KLANGLICH ist die Konzertperformance getragen von großer Innerlichkeit und meditativer Stille. Gesang, Flöten, Sprechstimme, Wasserperformance und Steinharfe wechseln einander ab und bilden eine Einheit in einer kontemplativen Atmosphäre. Steinharfen sind bisher noch wenig bekannte Instrumente. Steinblöcke, die auf spezielle Weise eingesägt sind, werden mit nassen Händen zum Klingen gebracht. Es entstehen dabei auch körperlich stark wahrnehmbare, sphärische Klänge mit großem Obertonreichtum und sehr weitem Klangspektrum. → Projektbedingt werden auch internationale Gastkünstler:innen mit einbezogen.

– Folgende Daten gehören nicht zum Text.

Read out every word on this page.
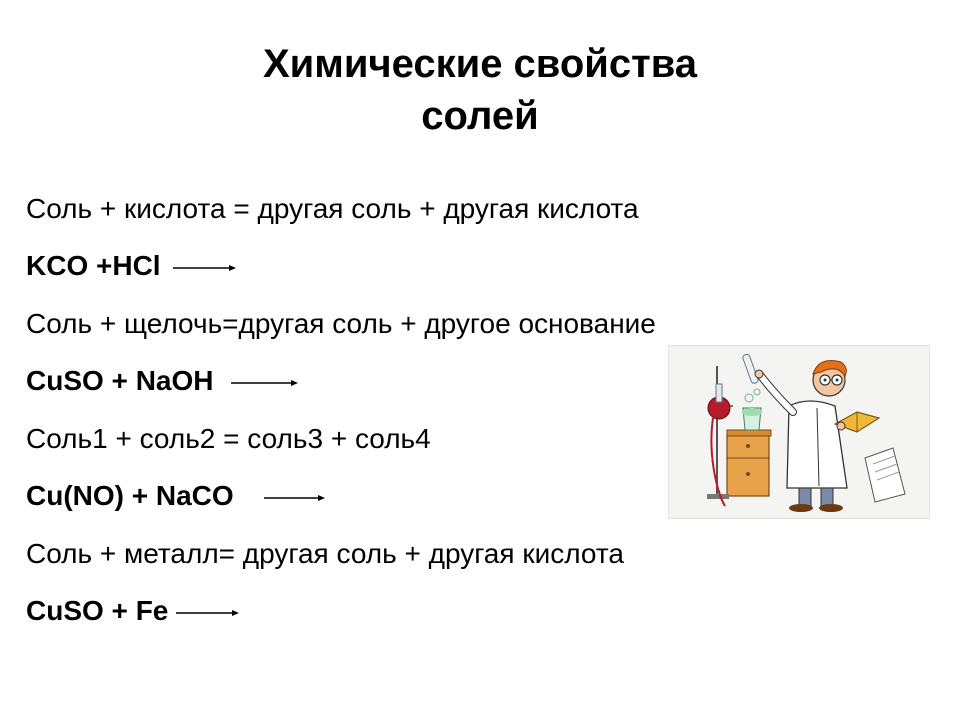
Химические свойства
солей
Соль + кислота = другая соль + другая кислота
KCO +HCl →
Соль + щелочь=другая соль + другое основание
CuSO + NaOH →
Соль1 + соль2 = соль3 + соль4
Cu(NO) + NaCO →
Соль + металл= другая соль + другая кислота
CuSO + Fe →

GESTALTLICH inspirieren uns frei fließende Formen wie die Kompositionen der Hildegard von Bingen, dieklösterlichen Psalmengesänge, das Hohelied der Liebe, die poetische Kraft der Sufigedichte, die außergewöhnlichen sphärischen Klänge der Steinharfen sowie die Unendlichkeit. Der menschliche Atem ist das Zeitmass für Artikulation und Ausdrucksweise. Bewegungen und ortsspezifische Positionierungen im Raum geben dem Ort selbst seine eigene Stimme. Das Programm für jede Konzertperformance wird entsprechend der Raumdimension, der Licht- und Akustikeigenschaften des Ortes sowie seiner einzigartigen Atmosphäre und Geschichte erstellt.
Pressestimmen
Gazette Neue Musik in NRW, Augustausgabe 2020
(…) Mit expanding time betreten wir uneingeschränkt wohlige Gefilde: Christoph Nicolaus‘ magische Steinharfen, Normisa Pereira da Silvas Bassflöte, Burkard Wehners mittelalterliche Gesänge und Rasha Ragabs Sufirezitationen tauchen den Raum in eine sakrale Atmosphäre. Musiker und Publikum sind im Raum verstreut, jeder für sich und doch eng verbunden. Bei den Steinharfen handelt es sich um Granitblöcke mit tiefen Einschnitten, denen durch Berührungen, die wie sanftes Streicheln wirken, sphärische, vibrierende Klänge entlockt werden. Diese scheinen von überall herzukommen und sind nicht nur mit den Ohren sondern mit dem ganzen Körper erlebbar – eine wahre Klangmassage. (…)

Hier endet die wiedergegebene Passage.